Monday, October 19, 2009

Photo Month Photo Fair and Fools and Angels, Cecil Collins

I went to the Photo Month Photo Fair at Spitalfields Market to check out the new format of the show. There weren't as many stands as I thought, though there was a mix of people and organizations there showing work and services.
I think it is a much more competitive market for photography now than it was even 5 years ago, with most people able to take their own photographs now, with many mobiles having built in cameras.Photography has lost it's mystery and darkroom skills are no longer needed. I do think there is room for photography as an art form, but those photographs need to be able to stand out in some way.
There were a surprising number of prints for sale from £5 to £25 at that price I bought a little landscape from Catherine Ames which I liked very much. her website here.

You have to sell quite a few prints at those prices though to make the cost of some of the stands.
On the one hand I like the undefined nature of Photo Month fairs, on the other I wonder about separating different aspects of photography, like reportage/documentary, portrait/figurative, art/abstract, design/craft applications and so on. Each could have a day for exhibitions for instance. May be that would attract more exhibitors and visitors.

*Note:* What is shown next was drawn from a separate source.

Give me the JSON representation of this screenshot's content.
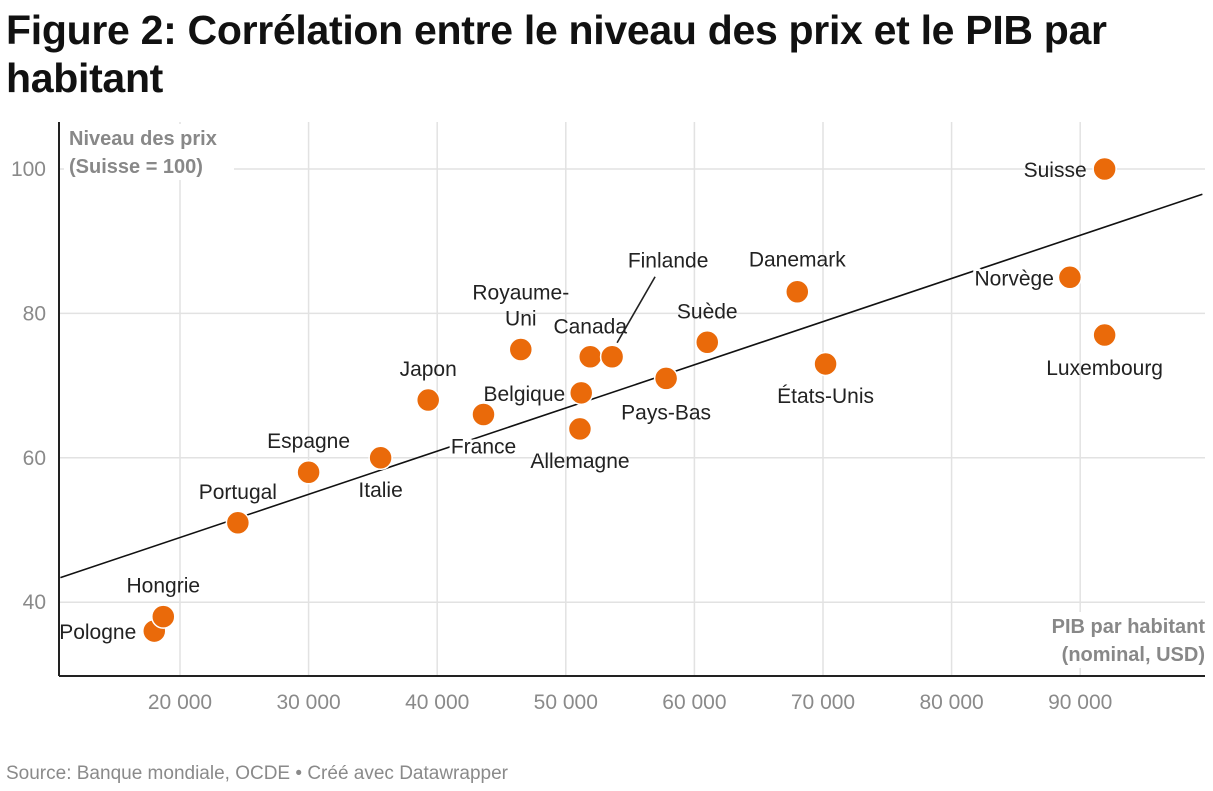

There is a really wonderful exhibition of Cecil Collins work "Fools and Angels" in the gallery at St Martins College near Holborn station only on till tomorrow. details here




It's the best show I've seen of his work so far, it includes prints, paintings and drawings and of course many include the image of the fool or angels. I enjoyed really studying some of the work and making some little quick sketches in response to some of them.

Monday, June 22, 2009

Visionaries at Wallspace Gallery


I just caught the last day of the exhibition, Visionaries at the Wallspace Gallery near Liverpool Street Station, which was great because it was a really good exhibition. I am always looking for artists who work with spiritual themes, and here was a real collection of different work.
Three artists that I really like, sadly dead now, Albert Herbert and Norman Adams and Cecil Collins but lovely to see pieces of their work here. Norman Adams had his Dark Madonna, a large watercolour, more sombre than a lot of his work. Brian Whelan had a lovely little picture too.
Peter Howson had an amazingly emotionally powerful work of the crucifixtion. It was really good to have such a selection of work that spoke to the soul, and as an added bonus there was a book of some of Norman Adams work something I'd been searching for for years.

Friday, February 13, 2009

New pastels and Cecil Collins



Last weekend was the second conference, Catharsis Transformation through the arts, dedicated to the work of the painter Cecil Collins, at St Ethelburgha's.
Apart from forgetting just how cold an old church can be in the middle of a very cold winter, it was another enjoyable experience. An old arts council film, The Eye of the Heart, was shown, ( such a shame it's not easy to get copies of such films) where Cecil Collins made some of his erudite remarks about painting, the nature of vision and the contemporary world.



Cecil Collins said we "do not have to understand in order to create, it is necessary to create in order to understand" He believed that "to be creative you need to be vulnerable" With a child's way of seeing and that "Art is an expression of life not an explanation of it"

Inspired by Cecil Collins work and following my Tree of Life painting,I did another couple of oil pastels. One similar to the Tree of Life and one focussing on the ground, the earth under the tree, and the light of the sun.